The average exercise intensity during the 2-h sub-maximal run for the placebo and spirulina trials was 70.6 ± 2.4% and 71.0 ± 1.9% of VO_2max, respectively (P>0.05). Time to fatigue after the 2-h run was significantly higher after spirulina supplementation (2.05 ± 0.68 compared to 2.70 ± 0.79 min for the placebo and spirulina groups, respectively; P=0.048). Supplementation of spirulina significantly decreased the carbohydrate oxidation rate by 10.3% (P=0.008) and increased the fat oxidation rate (P=0.003) by 10.9% during the 2-h run compared with the placebo trial. There was a significant main effect of time (P<0.001), with creatine kinase activity increasing 24 and 48-h after exercise in both groups. A significant main effect of group (P=0.049) was noted with GSH level being higher after the spirulina supplementation at rest and 24-h after exercise. There was a significant group x time interaction (P=0.007), with TBARS levels increasing after exercise after placebo, but not after spirulina supplementation, possibly due to the higher levels of GSH in the spirulina-supplemented individuals. There was a significant main effect of time (P<0.001), with protein carbonyls levels, catalase activity, and TAC increasing immediately after and 1-h after exercise in both groups.

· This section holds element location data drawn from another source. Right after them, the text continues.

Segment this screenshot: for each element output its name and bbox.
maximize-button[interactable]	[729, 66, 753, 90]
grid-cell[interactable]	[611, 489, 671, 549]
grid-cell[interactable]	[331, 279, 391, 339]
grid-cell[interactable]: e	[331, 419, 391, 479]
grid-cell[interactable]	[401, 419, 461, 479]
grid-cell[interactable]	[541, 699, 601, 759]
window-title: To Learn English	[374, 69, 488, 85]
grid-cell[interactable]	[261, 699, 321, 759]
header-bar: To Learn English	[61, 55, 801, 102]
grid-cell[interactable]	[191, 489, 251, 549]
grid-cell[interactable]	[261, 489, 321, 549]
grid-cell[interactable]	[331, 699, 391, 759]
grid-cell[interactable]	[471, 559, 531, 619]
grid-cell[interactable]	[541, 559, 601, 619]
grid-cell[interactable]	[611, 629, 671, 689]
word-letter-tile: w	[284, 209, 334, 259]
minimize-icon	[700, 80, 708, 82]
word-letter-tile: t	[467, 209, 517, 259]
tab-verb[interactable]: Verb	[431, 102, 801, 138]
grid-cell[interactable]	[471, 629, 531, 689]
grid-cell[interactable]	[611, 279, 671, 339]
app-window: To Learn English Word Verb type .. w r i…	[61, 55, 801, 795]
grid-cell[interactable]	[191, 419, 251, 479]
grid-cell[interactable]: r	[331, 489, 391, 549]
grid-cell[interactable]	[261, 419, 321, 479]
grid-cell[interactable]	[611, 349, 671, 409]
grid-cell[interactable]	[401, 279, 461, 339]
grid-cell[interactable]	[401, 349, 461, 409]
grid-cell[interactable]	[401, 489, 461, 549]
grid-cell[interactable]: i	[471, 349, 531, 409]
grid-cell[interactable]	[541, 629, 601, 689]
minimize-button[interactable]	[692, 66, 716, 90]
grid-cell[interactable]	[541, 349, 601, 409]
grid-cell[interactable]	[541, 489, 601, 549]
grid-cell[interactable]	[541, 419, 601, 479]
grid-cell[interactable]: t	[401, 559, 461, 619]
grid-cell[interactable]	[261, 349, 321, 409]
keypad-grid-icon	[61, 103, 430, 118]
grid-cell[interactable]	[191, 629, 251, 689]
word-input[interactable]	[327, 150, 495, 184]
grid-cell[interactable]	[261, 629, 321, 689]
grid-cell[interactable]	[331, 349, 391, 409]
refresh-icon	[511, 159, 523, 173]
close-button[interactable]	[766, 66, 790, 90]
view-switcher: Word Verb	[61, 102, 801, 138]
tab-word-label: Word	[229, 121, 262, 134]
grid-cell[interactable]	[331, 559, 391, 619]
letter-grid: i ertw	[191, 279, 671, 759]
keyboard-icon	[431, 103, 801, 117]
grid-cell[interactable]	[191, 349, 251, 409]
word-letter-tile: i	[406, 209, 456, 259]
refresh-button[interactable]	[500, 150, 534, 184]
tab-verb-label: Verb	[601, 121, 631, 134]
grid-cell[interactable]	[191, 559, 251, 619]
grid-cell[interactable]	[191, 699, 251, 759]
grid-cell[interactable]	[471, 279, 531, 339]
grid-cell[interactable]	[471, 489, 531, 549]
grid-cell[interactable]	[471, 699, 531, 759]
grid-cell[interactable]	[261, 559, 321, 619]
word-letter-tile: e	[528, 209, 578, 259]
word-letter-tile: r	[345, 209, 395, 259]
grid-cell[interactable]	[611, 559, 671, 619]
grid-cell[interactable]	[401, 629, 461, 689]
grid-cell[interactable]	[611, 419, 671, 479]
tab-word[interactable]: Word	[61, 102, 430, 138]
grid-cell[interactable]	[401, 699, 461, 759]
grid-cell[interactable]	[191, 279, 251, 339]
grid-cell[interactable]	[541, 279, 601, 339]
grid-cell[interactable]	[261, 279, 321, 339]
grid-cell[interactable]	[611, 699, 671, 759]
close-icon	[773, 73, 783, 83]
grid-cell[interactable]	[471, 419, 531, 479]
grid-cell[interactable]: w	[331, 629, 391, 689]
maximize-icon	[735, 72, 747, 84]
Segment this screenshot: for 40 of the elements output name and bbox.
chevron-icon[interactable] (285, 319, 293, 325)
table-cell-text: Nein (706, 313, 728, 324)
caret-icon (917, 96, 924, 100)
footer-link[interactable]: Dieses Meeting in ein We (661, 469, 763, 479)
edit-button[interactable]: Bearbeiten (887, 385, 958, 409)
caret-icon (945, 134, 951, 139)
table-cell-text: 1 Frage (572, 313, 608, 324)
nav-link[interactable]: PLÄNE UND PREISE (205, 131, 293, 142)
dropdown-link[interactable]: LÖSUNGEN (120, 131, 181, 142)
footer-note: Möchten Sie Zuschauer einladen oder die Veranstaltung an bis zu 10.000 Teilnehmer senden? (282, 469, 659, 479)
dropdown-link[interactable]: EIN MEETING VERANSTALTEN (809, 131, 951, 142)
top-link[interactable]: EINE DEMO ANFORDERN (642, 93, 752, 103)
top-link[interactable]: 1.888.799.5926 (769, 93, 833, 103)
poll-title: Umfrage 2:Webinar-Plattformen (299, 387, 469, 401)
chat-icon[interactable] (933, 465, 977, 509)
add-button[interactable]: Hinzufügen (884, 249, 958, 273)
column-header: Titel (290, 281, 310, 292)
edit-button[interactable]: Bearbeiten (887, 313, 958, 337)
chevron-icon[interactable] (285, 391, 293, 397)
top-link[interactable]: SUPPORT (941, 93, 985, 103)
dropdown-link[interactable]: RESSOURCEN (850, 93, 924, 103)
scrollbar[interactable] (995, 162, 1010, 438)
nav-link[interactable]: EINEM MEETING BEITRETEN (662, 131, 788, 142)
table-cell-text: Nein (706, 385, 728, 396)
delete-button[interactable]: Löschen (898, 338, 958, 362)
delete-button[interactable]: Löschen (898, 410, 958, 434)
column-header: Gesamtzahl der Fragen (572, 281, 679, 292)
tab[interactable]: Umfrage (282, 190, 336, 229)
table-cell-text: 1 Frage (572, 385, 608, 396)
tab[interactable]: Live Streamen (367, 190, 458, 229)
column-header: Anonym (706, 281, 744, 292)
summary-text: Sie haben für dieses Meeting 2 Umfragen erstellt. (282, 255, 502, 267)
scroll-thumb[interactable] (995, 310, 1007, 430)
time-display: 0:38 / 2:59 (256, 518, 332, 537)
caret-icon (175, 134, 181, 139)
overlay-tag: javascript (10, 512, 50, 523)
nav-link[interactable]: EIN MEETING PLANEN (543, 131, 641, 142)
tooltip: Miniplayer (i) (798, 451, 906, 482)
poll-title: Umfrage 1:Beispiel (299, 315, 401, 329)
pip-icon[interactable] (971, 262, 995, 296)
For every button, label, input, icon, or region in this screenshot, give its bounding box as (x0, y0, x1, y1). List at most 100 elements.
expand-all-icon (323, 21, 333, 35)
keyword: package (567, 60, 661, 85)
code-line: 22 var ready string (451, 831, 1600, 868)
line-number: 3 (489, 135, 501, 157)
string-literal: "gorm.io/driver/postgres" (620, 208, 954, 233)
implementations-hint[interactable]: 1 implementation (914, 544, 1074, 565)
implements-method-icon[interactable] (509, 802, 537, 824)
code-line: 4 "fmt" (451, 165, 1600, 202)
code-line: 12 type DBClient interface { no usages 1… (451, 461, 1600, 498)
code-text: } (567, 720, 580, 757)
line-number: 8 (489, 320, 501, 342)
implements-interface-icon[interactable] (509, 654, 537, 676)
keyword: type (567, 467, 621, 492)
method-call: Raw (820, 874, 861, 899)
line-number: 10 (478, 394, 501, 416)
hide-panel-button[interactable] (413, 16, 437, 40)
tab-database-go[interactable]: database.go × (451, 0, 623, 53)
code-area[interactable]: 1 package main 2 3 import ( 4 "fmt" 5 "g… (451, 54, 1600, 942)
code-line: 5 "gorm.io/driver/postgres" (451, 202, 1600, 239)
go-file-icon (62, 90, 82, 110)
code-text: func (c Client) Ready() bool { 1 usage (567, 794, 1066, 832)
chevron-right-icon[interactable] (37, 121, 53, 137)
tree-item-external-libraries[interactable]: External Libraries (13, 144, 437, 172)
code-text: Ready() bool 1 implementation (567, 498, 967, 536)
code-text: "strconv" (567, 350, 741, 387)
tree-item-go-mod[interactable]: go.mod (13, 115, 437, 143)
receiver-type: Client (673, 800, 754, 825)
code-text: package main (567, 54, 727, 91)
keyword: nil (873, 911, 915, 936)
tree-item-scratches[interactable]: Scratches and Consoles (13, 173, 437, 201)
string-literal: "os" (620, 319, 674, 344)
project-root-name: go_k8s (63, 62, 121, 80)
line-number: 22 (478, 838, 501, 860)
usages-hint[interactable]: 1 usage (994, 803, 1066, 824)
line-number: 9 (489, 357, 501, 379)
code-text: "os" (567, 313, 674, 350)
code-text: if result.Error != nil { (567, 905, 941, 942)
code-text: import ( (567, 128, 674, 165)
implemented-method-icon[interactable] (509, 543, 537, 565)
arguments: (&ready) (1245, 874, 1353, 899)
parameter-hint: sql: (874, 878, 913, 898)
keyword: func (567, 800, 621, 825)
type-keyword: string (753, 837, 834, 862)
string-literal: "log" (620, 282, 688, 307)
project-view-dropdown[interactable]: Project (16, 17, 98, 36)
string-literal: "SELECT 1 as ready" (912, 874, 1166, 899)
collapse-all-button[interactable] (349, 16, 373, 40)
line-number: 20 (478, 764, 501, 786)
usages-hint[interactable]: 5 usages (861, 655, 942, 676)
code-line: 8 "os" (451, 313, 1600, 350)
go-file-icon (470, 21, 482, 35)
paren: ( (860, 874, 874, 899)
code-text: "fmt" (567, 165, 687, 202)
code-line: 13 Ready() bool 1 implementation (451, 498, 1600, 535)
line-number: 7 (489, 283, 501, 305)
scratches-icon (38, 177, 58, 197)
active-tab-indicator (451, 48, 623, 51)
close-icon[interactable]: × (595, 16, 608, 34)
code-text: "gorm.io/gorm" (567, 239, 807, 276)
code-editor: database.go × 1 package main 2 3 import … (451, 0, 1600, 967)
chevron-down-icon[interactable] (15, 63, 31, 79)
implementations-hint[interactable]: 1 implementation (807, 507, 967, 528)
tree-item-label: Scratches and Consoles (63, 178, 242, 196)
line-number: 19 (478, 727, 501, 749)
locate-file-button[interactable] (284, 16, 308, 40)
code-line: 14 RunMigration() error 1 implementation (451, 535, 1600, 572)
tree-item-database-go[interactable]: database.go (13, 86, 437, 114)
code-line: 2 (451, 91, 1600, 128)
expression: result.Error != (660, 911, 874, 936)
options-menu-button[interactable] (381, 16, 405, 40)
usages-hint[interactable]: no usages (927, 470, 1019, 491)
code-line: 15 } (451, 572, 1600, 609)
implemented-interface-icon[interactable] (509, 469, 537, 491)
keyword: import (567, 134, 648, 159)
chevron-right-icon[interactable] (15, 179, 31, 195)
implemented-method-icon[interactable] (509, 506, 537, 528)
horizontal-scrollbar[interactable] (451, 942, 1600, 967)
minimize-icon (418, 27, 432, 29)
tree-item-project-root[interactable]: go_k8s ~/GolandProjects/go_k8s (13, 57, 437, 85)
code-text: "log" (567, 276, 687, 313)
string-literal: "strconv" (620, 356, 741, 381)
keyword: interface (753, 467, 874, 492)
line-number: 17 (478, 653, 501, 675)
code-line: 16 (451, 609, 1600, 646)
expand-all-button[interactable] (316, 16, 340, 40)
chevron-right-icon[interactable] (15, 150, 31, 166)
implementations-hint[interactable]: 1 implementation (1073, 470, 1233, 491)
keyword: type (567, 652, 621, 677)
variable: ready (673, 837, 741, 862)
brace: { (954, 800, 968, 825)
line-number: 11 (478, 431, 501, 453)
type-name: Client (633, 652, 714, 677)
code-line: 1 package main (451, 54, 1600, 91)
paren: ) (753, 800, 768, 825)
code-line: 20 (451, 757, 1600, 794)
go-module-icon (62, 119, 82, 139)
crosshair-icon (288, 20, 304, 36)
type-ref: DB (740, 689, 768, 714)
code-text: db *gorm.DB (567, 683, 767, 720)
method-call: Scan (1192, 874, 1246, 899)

The results showed that spirulina supplementation for 4 weeks induced a significant increase in exercise performance, fat oxidation, and glutathione concentration, as well as attenuated exercise-induced increases in lipid peroxidation, indicating that increased levels of fat oxidation and GSH may contribute to enhanced exercise performance. The authors conclude that more research is needed to elucidate the mechanisms behind the apparent ergogenic effect of spirulina, particularly on mitochondrial function and β-oxidation in conjunction with inflammation and oxidative stress. The authors neglect to mention that a main mechanism of action may be the blue polypeptide, phycocyanin.